We had to make tough choices 12 months ago. We had to give permission for a procedure that had rarely been done on infants your age. A procedure that was taking place while Daddy and I were racing towards your third hospital…just praying that God would keep you here, on Earth, long enough for us to get there to kiss you before you might leave us. I held your Aunt Erica and your Grandma, before we left, and asked them, if you left us, to please make sure everything was was gone from the house that was yours…before we returned. I didn’t know Faith the way I know it now Corrigan. YOU showed me Faith.
You pulled through Corrigan. You showed them who was the boss of YOU. Not Citrullinemia…not that day…no way. You fought hard to come out from under that blanket of silence, from under the medicines that kept you sedated, from whatever that nasty ammonia had done…and you have shown us how tough one little baby can be.
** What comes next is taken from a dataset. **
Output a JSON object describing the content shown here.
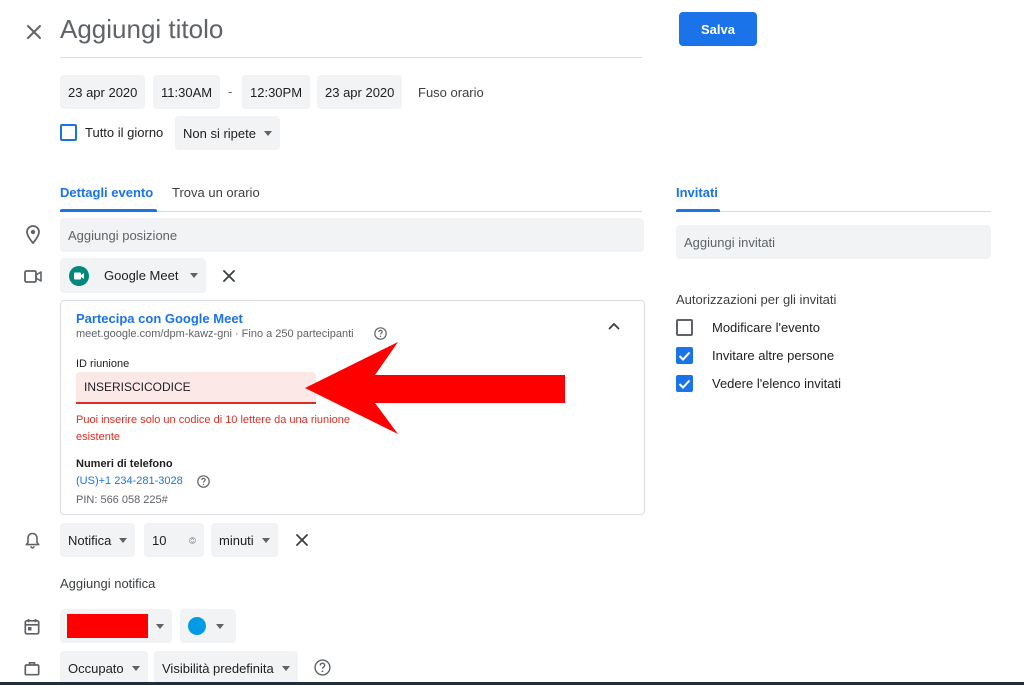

Ten hospitalizations total. Two helicopter rides….8 ambulance rides…hundreds of needle sticks, hemodialysis and surgery to install your medi-port…YOU are one amazing kid. Through it all you are smiling. Oh, you still frown and study people…but you still manage to smile in a way that makes my heart still skip a bit, even after seeing it a thousand times.
“They” said that there would be ramifications from such high ammonia’s…we were given grim outlooks on how you would develop. The internet, my goodness Corrigan whatever you do when faced with a medical dilemma do NOT Google it, told us that we would bury you before your 2nd birthday. We read statistics that could cause a person to give up hope…but then you smile at us..and you work so hard that you no longer need physical therapy….and your occupational therapist is thrilled to tell us that you are meeting every.single. milestone…and we know that you are special, sweet baby. God didn’t bring you this far for no good reason. God has a purpose for you…and you know what it is. I believe that in those days when you were here in body…but deep in sleep and unable to respond…that your conversations with God told you many things. I pray that you will live every single year of your life fulfilling the purpose…I pray that you will honor and glorify the Lord with your life. No matter how long that might be.
Twelve months ago we welcomed you into this world with tears and hugs and many many kisses. We were overjoyed to meet you and marveled at the wonderful creation that God had made. Perfect.
Even now, after watching you struggle to return from the fog of Citrullinemia those first few weeks and the ensuing hardships of your disorder, we feel the same way. Perfect.
God made you the way you were meant to be. I do not know why. I struggle to understand ( with my human mind/reasoning) the reasons you suffer but I know that you were wonderfully made by the Creator ( who does nothing by accident!) and given to us to love and adore. I am so thankful to have you here to celebrate your first birthday. You have had one heck of a year, little C…but you handled it so amazingly well. You inspire me to be better, to be stronger and to love harder. Every single day. I love you Corrigan. Love always, Mommy.